Long Way Down book cover art
Cover art courtesy of publisher

Long Way Down
Jason Reynolds’s 2017 novel is told entirely in verse and takes place over the course of a single minute. Fifteen-year-old Will Holloman is riding the elevator from the seventh floor to the first, ready to kill the person who murdered his older brother. On each floor, a ghost from his neighborhood tells the story of their own demise—many of them killed in a vicious cycle of revenge. “So many of my students say, ‘I don’t like to read, but that was a GREAT book,’” writes Koty Zelinka Cole. “You can’t go wrong with anything by Jason Reynolds,” adds another educator. While some of Reynolds’s themes skew older, more mature middle school students will find it a very engaging read.

The Percy Jackson and the Olympians series
This massively popular series by Rick Riordan follows the teenage Percy Jackson as he discovers that Greek mythology is true (even in the 21st century) and that he is the demigod son of the god Poseidon. Percy must team up with a number of friends (including a satyr and a demigod daughter of Athena) to defend the world from the Titans, led by Kronos. While the original five-book series was published from 2005 to 2009, the series is undergoing a bit of a renaissance: Riordan published a sixth book last year and is working on more. Plus, a TV show adaptation is currently being released on Disney+—details that might help hook new readers.

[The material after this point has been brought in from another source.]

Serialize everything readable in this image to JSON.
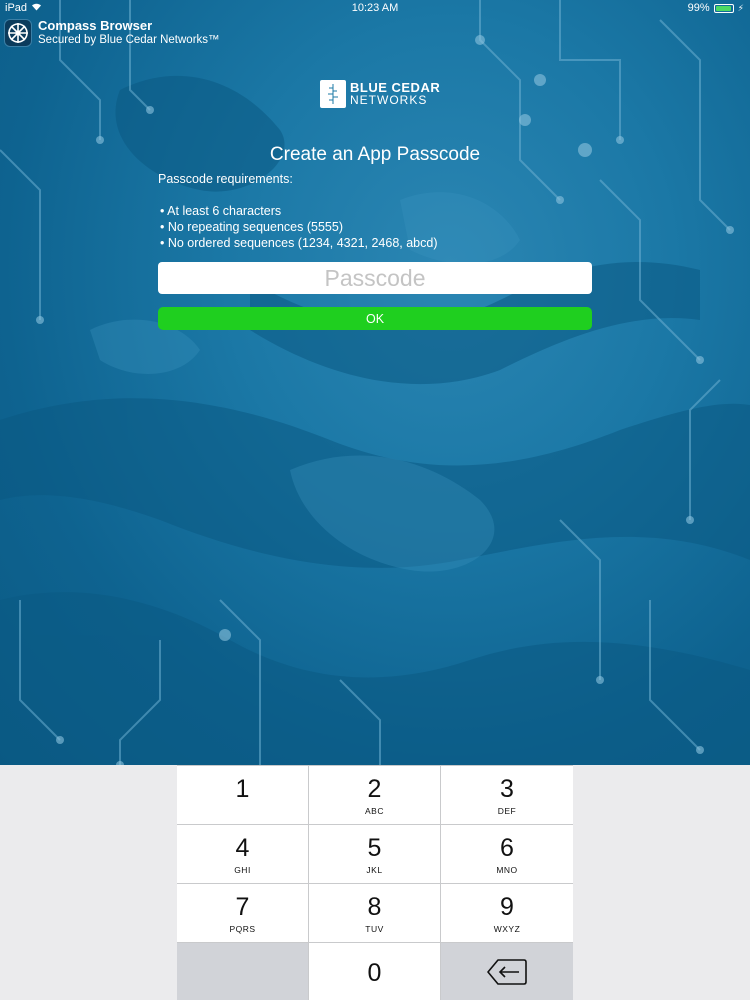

Holes is Louis Sachar’s 1998 novel about a 14-year-old with the palindromic name Stanley Yelnats, who is wrongfully sent to juvenile detention and forced to dig cylindrical holes in the desert each day. In time, Stanley develops relationships with fellow prisoners and uncovers the mystery of what they’re digging for—and a secret connection to Stanley’s ancestors. Holes has “helped me engage reluctant readers” in grades 4, 5, and 6,” notes educator Heather L.

Where the Red Fern Grows
“Every person should not leave this world without reading: Where the Red Fern Grows!” comments W. Frederick—and others also recommend Wilson Rawls’s 1961 novel for reluctant readers. The story, based on Rawls’s childhood, tells the tale of a 10-year-old boy living in the Ozark mountains of Oklahoma who saves up his money to buy two hunting dogs, and it follows the boy’s developing relationship with the dogs and with fellow hunters. Warning: Some say it’s a real tearjerker. Targeting grades three to seven, Where the Red Fern Grows is a good option for struggling middle school readers who are discouraged by books that feel too challenging.